Met betrekking tot de ontvankelijkheid van het Openbaar Ministerie heeft het Hof in de bestreden uitspraak overwogen en beslist:
"Ter terechtzitting in hoger beroep heeft de raadsman betoogd dat het openbaar ministerie niet-ontvankelijk dient te worden verklaard in de vervolging van de verdachte ter zake van het ten laste gelegde. De raadsman heeft daartoe primair aangevoerd dat de verdachte en de aangever volgens Turks recht nog gehuwd zijn en strafvervolging derhalve, gelet op artikel 316, eerste lid, van het Wetboek van Strafrecht, is uitgesloten. Subsidiair heeft de raadsman aangevoerd dat de verdachte op grond van artikel 316, tweede lid, van het Wetboek van Strafrecht alleen vervolgd kan worden naar aanleiding van een tegen haar gerichte klacht van de aangever. Nu deze klacht ontbreekt, is het openbaar ministerie in de vervolging van de verdachte niet-ontvankelijk.

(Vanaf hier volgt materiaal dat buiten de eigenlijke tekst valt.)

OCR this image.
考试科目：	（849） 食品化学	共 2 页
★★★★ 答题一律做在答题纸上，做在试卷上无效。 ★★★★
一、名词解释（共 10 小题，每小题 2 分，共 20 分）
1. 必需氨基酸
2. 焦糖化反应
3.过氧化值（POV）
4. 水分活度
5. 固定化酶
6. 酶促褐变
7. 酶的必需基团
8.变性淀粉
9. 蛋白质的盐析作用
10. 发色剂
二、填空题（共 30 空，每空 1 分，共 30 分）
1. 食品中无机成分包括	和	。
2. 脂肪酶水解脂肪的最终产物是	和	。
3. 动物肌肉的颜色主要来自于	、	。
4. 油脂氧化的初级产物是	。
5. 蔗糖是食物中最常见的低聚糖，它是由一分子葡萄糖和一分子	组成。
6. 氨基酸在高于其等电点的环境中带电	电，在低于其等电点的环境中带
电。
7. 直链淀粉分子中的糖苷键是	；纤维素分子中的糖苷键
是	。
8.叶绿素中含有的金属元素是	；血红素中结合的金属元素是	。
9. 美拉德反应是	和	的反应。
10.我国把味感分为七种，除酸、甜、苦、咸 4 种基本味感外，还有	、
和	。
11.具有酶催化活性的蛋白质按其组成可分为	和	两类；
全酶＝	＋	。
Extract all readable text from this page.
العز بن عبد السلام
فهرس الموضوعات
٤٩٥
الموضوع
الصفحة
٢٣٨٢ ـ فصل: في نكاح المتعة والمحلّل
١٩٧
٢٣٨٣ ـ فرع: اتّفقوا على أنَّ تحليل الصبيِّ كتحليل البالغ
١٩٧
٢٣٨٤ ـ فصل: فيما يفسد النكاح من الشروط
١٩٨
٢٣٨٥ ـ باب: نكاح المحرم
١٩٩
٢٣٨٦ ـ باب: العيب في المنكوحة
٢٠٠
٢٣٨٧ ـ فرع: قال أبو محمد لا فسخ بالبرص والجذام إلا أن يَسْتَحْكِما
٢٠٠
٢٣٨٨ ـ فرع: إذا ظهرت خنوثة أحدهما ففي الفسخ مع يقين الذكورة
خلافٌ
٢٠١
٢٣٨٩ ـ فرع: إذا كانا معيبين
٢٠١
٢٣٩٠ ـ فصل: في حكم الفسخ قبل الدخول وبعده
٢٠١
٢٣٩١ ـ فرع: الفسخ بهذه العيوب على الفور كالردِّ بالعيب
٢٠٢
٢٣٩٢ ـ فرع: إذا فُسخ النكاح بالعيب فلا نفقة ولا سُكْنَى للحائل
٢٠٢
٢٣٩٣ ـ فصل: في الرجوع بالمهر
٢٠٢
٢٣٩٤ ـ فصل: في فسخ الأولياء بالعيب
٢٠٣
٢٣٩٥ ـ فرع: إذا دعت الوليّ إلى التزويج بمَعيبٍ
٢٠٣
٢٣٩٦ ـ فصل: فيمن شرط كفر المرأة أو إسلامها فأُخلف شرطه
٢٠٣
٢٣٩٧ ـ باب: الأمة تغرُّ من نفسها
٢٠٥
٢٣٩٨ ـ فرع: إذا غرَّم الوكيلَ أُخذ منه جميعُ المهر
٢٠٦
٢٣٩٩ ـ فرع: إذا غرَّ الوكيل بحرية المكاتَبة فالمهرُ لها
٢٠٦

Het hof overweegt dienaangaande dat blijkens de beschikking van de rechtbank 's-Gravenhage van 2 maart 2010 op verzoek van de verdachte - op welk verzoek het Nederlands recht van toepassing is verklaard - de echtscheiding tussen haar en de aangever is uitgesproken. Tijdens het onderzoek ter terechtzitting in hoger beroep is komen vast te staan dat deze echtscheidingsbeschikking tijdig in de registers van de burgerlijke stand is ingeschreven. Derhalve was de verdachte gedurende de ten laste gelegde periode en mitsdien ook op het moment dat de vervolging tegen haar is aangevangen geen echtgenoot van de aangever in de zin van artikel 316, eerste of tweede lid, van het Wetboek van Strafrecht. De verweren, strekkende tot niet-ontvankelijkverklaring van het openbaar ministerie in de vervolging van de verdachte, worden dan ook verworpen."
2.4.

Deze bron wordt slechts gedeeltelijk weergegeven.